武后一阵心烦意乱,实在是懒得听少年胡说八道:“算了,来人!”
张少白赶紧提高声音,加快语速:“此药名为‘心诚则灵丸’,虽然做不到药到病除,但服用得久了还是对身体大有裨益啊!”
说完之后,张少白已经一身冷汗。
武后沉吟片刻,说道:“还不把东西拿出来?”
张少白赔着笑脸:“进宫的时候被护卫搜身拿去了……”
“那就给我现做!”
“天后不知,这‘心诚则灵丸’需要七七四十九天方能炼成。”
“你是想气死我吗?”武后忍无可忍,看模样是真的动了杀机。
就在这时,李治虚弱至极地说道:“皇后莫要生气,这孩子没有骗你。”
武后扶着李治起身坐好,满眼都是担忧。李治冲着她笑了笑,转而对张少白说道:“我听茅一川说过,你曾经把山楂丸子卖到了一贯钱。今天,你想卖给朕多少钱?”

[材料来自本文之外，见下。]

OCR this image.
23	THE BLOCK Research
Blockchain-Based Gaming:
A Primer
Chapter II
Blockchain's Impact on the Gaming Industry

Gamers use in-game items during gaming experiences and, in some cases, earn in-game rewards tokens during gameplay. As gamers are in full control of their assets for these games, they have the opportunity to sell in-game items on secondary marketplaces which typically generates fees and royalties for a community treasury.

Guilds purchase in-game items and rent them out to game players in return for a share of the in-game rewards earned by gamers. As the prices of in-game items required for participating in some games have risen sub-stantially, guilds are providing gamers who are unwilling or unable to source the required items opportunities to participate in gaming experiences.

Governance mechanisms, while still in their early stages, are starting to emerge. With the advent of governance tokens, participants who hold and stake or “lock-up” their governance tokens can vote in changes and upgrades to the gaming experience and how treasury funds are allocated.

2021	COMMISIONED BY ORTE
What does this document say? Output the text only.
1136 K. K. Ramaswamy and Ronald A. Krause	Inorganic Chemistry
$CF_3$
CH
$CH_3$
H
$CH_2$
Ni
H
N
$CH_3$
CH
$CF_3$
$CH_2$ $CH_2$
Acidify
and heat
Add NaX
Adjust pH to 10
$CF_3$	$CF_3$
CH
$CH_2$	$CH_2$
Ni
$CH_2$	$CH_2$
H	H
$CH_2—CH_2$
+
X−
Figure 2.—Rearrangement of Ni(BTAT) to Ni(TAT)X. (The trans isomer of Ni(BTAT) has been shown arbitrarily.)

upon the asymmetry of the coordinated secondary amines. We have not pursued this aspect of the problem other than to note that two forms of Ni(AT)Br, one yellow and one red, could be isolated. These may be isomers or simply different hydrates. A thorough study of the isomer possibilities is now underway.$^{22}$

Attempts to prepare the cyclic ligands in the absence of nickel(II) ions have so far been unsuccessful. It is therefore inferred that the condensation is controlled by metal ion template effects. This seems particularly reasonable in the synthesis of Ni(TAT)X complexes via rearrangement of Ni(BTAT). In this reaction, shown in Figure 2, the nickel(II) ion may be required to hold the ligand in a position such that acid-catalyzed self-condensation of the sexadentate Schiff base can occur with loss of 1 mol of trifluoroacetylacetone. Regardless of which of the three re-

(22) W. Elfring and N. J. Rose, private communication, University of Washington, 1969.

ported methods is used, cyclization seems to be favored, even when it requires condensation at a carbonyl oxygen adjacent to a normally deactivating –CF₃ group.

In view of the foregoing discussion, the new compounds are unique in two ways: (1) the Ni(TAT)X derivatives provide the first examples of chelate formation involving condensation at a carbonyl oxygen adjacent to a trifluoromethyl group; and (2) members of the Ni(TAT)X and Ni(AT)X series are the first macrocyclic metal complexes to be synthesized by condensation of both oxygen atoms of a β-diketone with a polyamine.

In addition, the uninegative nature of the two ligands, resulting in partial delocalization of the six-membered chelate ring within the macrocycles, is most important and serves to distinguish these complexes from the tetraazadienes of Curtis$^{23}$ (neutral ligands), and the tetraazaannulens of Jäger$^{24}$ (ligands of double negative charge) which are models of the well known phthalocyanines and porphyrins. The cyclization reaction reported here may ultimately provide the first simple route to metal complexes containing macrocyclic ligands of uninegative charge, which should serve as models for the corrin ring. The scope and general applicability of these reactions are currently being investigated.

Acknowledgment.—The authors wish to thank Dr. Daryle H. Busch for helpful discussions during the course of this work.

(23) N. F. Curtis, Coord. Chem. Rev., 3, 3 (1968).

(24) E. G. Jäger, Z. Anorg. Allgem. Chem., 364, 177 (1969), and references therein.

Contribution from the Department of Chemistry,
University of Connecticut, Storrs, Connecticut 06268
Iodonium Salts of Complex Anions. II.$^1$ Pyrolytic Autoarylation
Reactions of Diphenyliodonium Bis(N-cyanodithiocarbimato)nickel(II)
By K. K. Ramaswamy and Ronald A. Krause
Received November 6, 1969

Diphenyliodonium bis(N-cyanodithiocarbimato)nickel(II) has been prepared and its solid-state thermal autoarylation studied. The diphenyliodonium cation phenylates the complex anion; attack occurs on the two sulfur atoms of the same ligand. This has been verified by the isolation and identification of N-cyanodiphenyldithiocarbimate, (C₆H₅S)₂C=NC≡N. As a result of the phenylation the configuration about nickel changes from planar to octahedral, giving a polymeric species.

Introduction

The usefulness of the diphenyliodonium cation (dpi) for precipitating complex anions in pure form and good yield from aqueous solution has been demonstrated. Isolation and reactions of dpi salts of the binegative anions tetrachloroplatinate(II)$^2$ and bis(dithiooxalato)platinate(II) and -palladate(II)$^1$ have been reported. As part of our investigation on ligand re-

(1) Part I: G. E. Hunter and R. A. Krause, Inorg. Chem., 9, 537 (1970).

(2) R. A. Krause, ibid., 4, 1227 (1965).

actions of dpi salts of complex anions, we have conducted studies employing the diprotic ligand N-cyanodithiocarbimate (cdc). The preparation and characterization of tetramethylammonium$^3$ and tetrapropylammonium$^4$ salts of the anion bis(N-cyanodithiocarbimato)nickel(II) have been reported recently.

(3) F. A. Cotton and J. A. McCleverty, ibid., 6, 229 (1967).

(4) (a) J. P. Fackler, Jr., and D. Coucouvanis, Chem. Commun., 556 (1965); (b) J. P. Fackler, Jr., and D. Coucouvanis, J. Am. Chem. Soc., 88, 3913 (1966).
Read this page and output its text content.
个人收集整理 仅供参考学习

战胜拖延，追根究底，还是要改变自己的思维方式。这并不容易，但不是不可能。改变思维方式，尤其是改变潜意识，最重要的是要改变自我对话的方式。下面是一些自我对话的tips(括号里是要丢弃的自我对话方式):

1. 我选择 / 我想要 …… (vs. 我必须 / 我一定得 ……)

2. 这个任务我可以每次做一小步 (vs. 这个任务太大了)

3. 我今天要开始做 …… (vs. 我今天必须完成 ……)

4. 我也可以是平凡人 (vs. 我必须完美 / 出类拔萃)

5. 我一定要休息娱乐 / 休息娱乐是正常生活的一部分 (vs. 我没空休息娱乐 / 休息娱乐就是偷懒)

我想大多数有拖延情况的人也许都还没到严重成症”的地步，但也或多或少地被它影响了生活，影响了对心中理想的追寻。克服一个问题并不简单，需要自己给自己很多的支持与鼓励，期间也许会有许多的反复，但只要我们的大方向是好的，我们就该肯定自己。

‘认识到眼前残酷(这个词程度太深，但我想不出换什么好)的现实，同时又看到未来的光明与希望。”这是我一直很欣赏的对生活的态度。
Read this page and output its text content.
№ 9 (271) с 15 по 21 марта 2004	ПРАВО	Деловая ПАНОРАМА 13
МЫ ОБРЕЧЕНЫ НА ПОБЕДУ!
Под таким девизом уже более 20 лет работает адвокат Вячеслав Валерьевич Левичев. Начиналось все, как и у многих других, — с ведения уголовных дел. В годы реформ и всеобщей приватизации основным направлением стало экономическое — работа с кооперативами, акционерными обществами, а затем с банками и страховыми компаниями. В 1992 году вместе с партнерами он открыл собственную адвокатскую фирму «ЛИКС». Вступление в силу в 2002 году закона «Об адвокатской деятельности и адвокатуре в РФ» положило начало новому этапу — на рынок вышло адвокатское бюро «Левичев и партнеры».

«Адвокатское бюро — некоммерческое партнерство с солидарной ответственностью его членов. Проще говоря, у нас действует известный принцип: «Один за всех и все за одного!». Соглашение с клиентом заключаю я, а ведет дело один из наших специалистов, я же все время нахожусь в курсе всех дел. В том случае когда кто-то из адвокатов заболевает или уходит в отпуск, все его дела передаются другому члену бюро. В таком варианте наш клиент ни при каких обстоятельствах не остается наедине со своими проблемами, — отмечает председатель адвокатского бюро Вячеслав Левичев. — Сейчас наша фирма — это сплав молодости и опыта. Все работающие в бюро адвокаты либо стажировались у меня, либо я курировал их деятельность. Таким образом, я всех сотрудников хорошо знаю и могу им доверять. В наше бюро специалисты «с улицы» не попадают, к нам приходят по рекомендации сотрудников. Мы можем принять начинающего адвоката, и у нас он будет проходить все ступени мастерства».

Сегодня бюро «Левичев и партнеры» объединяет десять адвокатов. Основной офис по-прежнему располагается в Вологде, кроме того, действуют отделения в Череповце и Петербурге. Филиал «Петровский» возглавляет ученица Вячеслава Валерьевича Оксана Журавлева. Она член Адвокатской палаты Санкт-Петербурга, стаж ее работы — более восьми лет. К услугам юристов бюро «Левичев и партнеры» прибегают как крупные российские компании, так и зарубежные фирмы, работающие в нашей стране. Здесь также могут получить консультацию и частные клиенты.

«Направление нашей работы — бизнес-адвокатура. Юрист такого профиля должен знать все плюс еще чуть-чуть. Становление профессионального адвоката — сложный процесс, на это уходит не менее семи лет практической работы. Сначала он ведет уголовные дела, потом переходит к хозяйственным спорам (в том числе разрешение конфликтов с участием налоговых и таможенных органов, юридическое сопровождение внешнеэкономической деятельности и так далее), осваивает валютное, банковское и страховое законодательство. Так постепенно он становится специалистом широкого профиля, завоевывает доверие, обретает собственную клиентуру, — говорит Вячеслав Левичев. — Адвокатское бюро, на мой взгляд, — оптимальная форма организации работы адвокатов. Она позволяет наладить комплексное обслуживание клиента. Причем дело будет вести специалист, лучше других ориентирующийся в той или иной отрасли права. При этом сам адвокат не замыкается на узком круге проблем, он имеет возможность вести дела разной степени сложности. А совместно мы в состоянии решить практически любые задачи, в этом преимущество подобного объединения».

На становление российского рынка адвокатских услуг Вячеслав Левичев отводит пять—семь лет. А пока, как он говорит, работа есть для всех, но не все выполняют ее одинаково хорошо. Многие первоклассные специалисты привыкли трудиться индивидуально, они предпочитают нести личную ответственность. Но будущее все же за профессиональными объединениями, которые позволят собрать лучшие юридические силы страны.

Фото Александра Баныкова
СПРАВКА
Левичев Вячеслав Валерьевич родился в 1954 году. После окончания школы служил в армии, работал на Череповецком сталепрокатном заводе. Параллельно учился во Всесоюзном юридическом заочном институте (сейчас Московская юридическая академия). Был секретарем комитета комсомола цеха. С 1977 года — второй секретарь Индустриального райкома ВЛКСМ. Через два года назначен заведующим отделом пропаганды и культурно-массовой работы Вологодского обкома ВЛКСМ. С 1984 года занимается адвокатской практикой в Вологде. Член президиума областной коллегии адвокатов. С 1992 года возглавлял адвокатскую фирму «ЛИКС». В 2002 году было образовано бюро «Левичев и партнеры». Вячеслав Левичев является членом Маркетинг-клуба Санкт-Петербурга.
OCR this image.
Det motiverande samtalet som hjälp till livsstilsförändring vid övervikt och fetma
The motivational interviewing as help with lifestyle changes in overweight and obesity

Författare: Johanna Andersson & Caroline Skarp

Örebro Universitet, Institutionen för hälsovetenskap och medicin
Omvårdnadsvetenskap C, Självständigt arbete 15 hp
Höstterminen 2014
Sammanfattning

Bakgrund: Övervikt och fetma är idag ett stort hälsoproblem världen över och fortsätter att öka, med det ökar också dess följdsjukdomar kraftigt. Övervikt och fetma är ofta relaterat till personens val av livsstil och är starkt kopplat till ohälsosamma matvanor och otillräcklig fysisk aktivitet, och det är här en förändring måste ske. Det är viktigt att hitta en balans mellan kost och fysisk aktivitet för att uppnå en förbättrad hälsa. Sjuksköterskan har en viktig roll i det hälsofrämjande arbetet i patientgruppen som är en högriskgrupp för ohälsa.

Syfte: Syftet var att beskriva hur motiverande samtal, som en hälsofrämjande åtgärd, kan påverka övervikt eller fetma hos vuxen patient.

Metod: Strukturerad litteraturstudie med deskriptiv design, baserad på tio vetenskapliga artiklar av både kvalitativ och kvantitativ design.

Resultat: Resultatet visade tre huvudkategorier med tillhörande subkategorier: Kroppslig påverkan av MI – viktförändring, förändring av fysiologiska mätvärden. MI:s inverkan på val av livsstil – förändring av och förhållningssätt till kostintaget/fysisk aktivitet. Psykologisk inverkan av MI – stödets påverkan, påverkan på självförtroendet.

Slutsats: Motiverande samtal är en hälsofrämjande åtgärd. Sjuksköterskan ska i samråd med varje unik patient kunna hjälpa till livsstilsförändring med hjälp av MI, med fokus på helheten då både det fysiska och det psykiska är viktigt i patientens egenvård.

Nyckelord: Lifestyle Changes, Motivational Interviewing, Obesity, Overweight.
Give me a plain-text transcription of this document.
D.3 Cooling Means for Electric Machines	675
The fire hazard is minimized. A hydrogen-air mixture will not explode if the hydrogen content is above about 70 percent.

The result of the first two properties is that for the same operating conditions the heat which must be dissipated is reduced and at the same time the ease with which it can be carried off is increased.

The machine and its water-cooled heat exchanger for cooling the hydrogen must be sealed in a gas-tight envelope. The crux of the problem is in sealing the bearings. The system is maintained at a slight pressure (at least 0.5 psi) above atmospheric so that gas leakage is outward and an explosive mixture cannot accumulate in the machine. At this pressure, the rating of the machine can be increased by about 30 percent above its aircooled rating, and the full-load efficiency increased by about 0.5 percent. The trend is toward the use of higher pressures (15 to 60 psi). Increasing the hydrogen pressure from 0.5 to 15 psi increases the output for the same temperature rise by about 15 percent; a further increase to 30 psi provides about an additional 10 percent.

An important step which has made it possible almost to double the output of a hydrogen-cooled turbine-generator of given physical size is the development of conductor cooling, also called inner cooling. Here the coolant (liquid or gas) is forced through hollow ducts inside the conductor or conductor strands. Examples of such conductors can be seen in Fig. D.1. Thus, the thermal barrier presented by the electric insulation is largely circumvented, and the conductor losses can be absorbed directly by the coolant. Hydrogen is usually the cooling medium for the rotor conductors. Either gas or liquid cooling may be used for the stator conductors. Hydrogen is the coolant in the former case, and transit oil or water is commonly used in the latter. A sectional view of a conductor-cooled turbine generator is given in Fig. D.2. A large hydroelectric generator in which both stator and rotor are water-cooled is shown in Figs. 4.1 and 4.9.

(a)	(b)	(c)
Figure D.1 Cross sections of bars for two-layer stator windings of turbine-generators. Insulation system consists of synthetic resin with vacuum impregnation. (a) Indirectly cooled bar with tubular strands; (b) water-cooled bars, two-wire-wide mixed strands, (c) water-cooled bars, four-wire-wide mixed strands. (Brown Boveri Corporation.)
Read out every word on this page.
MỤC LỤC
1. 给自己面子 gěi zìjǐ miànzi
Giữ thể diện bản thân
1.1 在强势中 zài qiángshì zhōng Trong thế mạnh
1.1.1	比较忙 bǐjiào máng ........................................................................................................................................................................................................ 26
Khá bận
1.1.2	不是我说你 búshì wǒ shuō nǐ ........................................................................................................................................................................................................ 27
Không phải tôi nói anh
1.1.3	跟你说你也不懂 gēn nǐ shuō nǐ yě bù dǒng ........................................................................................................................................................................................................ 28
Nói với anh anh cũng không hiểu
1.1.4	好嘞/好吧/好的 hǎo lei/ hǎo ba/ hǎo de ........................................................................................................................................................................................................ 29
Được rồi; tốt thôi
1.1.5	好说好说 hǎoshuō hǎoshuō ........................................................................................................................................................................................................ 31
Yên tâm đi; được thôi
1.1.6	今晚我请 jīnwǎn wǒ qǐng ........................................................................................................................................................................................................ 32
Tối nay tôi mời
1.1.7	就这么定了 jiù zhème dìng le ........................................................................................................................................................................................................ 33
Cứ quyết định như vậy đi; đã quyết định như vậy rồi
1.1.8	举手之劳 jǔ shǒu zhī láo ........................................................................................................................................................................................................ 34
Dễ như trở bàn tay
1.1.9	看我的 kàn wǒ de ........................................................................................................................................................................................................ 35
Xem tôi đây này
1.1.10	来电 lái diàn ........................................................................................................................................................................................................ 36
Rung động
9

张少白解释道:“容草民为陛下解释一番这山楂丸子的妙用。说白了它只是普通的零食而已,并没有治病之效。但张氏祝由用它治好了无数病患,靠的就是那七七四十九天的炼制。”
李治对此深感好奇:“哦?你继续说。”
“患病者最大的心愿莫过于身体康健,患重病者则希望病痛稍缓。其实他们的这些心愿本身就会对病情产生影响,我给他们吃的‘心诚则灵丸’,无非是一个契机,一个引子,让他们真的心愿成真,炼制的时间越久,病人也就越相信这‘心诚则灵’。可是恕草民直言……此药对陛下或许用处不大。”
“为何?”
“陛下虽然饱受头疾困扰,但心愿却始终在大唐,在黎民百姓身上,所以此药无?用。”
李治露出一丝笑意:“你这溜须拍马的本事,比明大夫还要厉害啊。”
武后却瞪着张少白,语气依然冰冷:“既然没用,你说出来做甚?”
张少白继续说道:“天后容草民说完,‘心诚则灵丸’对陛下无用,但山楂丸子本身却对陛下有些用处。据草民观察,陛下唇色发紫,乃是典型的‘恶紫夺朱’之相,应是身体闭塞所致。多多服用山楂丸子,可助通气,虽然不能治本,但细水长流,时间久了效果也就有了。”
武后怒道:“说什么细水长流,明明就是怕治不好,然后被我处死!”
少年脖子一梗:“所谓医者仁心,天后可以质疑我,但不能质疑我祖宗传下来的祝由之术!”
李治看得有趣,不禁笑出声来,“看来这小猴儿和皇后命里犯冲,你一见他就来气,哈哈。”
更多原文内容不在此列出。